Precisamente mientras se besaba las puntas de los dedos y felicitaba a la enfermera que traía el almuerzo, Mal, de pronto, recordó. Recordó al hombre que lo había atacado.

– Por Dios -le dijo a la mujer del delantal de plástico-, qué ridículo. Yo ni siquiera… -La pobrecita siguió con su recorrida, dejando a Mal en un estado de gran perplejidad (y a la vez picoteando la comida). Fue el color de las croquetas de pescado, que le recordó el color rojizo oscuro de los cabellos de ese hombre. La noche de la cuchillada, y además otra noche, meses, sí, meses atrás… Era tarde, y hacía frío: Mal en la puerta de Fauntleroy's, bloqueando la entrada iluminada con su corpulencia, y el pelirrojo que decía:

– ¿Así que no le parezco digno de entrar?

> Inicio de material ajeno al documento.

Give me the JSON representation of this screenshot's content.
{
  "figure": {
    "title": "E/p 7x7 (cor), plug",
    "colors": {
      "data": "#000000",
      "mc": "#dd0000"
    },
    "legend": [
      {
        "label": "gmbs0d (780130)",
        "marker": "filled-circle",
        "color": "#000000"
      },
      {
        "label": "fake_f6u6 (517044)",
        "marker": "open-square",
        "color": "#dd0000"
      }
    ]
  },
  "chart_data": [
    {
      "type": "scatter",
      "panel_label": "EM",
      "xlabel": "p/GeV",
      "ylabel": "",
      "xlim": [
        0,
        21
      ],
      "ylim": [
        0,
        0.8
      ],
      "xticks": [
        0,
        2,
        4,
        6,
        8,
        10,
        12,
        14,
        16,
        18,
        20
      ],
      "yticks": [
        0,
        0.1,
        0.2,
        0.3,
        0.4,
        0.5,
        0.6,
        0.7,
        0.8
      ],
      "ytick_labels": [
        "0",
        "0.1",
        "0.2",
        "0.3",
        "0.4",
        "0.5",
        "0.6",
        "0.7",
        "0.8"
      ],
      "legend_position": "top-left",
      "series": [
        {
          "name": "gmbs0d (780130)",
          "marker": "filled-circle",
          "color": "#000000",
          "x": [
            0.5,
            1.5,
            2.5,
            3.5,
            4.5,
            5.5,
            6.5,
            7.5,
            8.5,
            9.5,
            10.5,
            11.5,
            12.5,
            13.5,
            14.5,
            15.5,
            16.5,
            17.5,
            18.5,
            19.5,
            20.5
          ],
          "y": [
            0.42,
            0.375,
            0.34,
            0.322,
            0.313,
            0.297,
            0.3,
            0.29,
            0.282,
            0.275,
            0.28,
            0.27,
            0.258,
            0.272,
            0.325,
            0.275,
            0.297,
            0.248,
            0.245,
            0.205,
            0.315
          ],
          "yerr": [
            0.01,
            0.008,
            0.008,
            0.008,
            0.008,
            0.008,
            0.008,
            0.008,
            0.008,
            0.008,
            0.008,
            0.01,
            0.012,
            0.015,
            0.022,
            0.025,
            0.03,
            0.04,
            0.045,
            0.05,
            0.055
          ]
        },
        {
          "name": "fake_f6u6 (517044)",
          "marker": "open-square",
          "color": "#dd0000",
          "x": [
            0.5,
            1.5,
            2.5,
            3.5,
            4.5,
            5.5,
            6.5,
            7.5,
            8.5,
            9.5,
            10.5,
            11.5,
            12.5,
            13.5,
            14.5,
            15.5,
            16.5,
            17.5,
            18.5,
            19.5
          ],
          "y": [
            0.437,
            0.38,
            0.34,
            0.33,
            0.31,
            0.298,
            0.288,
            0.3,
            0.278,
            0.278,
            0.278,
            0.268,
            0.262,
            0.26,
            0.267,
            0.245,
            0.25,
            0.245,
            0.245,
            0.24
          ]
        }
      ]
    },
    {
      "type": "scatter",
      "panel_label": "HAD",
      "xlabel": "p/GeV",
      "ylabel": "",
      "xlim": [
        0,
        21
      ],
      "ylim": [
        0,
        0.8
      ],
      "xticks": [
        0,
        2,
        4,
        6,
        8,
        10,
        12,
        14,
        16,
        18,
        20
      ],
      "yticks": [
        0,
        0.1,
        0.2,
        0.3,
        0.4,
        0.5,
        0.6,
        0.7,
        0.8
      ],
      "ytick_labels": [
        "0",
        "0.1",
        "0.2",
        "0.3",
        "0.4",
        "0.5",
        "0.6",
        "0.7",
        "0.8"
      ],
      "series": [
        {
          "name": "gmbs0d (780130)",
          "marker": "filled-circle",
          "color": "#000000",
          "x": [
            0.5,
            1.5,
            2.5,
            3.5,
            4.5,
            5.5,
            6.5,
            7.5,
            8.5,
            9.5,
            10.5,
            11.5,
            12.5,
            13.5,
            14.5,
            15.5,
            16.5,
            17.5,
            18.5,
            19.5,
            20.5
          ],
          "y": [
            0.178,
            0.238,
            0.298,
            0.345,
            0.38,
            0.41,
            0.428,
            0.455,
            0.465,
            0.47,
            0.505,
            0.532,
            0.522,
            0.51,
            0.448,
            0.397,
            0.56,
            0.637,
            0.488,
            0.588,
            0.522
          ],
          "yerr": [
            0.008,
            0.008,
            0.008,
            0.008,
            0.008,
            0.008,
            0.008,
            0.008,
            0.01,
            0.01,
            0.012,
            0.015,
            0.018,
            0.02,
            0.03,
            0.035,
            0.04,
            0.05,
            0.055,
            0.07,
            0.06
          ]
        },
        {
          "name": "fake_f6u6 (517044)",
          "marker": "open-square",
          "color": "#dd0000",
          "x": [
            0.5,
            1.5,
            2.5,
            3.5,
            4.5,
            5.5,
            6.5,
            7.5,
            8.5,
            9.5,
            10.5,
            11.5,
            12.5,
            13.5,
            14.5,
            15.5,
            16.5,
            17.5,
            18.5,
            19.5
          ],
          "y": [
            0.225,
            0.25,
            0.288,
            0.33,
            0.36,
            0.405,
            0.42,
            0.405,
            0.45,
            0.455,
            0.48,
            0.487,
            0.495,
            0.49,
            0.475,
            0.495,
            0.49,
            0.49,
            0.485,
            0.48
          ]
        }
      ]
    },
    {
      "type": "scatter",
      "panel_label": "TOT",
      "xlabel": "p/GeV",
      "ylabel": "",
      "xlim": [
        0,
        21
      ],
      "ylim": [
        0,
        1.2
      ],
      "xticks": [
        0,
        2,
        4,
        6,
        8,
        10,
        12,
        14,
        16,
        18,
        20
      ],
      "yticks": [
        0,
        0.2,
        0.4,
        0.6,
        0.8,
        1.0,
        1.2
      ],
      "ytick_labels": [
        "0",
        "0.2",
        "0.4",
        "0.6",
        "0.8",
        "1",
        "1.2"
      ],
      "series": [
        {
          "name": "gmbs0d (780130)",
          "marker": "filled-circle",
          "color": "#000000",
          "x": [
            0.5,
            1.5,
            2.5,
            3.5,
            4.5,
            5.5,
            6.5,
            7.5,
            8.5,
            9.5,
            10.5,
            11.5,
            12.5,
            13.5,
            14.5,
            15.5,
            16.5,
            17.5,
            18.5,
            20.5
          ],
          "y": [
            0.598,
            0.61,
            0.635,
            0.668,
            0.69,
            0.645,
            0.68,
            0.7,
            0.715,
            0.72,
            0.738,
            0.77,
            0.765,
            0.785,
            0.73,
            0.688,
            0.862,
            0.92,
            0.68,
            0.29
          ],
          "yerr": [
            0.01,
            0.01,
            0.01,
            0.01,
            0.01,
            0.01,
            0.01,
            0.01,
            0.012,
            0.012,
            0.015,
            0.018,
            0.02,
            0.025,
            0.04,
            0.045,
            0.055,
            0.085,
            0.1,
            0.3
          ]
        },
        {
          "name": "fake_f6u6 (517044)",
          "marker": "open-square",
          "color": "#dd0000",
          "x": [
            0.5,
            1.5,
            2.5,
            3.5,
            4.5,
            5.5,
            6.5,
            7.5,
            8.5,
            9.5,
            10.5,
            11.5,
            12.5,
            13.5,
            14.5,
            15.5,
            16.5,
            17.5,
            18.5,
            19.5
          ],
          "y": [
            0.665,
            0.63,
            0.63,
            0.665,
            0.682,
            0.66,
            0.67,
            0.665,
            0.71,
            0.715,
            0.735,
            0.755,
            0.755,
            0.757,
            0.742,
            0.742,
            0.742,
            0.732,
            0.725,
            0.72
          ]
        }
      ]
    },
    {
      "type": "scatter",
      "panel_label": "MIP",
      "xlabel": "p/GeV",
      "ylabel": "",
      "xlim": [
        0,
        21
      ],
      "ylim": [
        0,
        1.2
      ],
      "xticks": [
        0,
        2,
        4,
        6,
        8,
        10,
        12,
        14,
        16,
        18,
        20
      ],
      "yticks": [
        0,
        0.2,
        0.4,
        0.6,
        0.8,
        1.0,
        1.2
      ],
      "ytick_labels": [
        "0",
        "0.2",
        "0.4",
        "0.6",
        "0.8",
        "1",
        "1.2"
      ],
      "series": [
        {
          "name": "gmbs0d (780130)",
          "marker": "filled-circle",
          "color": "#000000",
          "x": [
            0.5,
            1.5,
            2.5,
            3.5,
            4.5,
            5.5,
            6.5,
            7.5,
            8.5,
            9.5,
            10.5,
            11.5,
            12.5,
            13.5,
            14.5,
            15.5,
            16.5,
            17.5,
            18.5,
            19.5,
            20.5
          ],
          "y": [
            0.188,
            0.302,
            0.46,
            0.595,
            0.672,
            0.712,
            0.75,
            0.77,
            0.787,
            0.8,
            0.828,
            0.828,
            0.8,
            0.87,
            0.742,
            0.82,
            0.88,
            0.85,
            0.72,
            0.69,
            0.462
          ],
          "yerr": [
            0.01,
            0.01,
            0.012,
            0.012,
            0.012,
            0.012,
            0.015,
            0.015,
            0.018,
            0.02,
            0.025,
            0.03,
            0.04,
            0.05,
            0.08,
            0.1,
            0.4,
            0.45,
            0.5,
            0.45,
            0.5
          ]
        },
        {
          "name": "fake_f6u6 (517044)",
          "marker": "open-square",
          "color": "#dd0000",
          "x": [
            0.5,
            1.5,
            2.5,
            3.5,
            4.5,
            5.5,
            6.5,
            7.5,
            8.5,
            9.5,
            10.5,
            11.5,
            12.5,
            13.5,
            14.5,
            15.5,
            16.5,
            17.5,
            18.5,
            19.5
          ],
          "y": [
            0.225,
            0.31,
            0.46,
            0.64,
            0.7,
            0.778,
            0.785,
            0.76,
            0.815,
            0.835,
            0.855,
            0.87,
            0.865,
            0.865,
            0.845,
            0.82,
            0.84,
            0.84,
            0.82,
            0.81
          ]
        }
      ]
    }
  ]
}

– No sé qué oyó usted, compañero, yo le estoy diciendo que éste es un lugar para socios solamente.

El hecho de que le dijera “compañero” y no “señor”, significaba que a Mal se le estaba acabando la paciencia.

– Es porque soy un trabajador.

– No, hombre. Yo también soy un trabajador. Pero si lo dejo pasar dejaré de serlo. Es el reglamento. Este es un lugar privado, compañero. ¿Qué quiere, entrar aquí y pagar cincuenta libras por una bebida sin alcohol para alguna puta? Váyase a casa.

– Así que no le gusta la gente como yo.

– Bien, el problema es el color del pelo. Aquí no entran los boludos pelirrojos. Vamos. Es tarde. Que le vaya bien.

– ¿Me está diciendo que no me aceptan aquí?

– Sí, más o menos es eso, raje de aquí de una vez.

Eso fue todo. Cosas así pasaban diez veces por noche. Pero este pelirrojo espera. Y cuando llega la primavera, vuelve y le clava a Mal una navaja en la panza.

– Toma, compañero.

Y ahora era Mal el que bebía la gaseosa, y comía croquetas de pescado de una bandeja que se resbalaba por la colcha.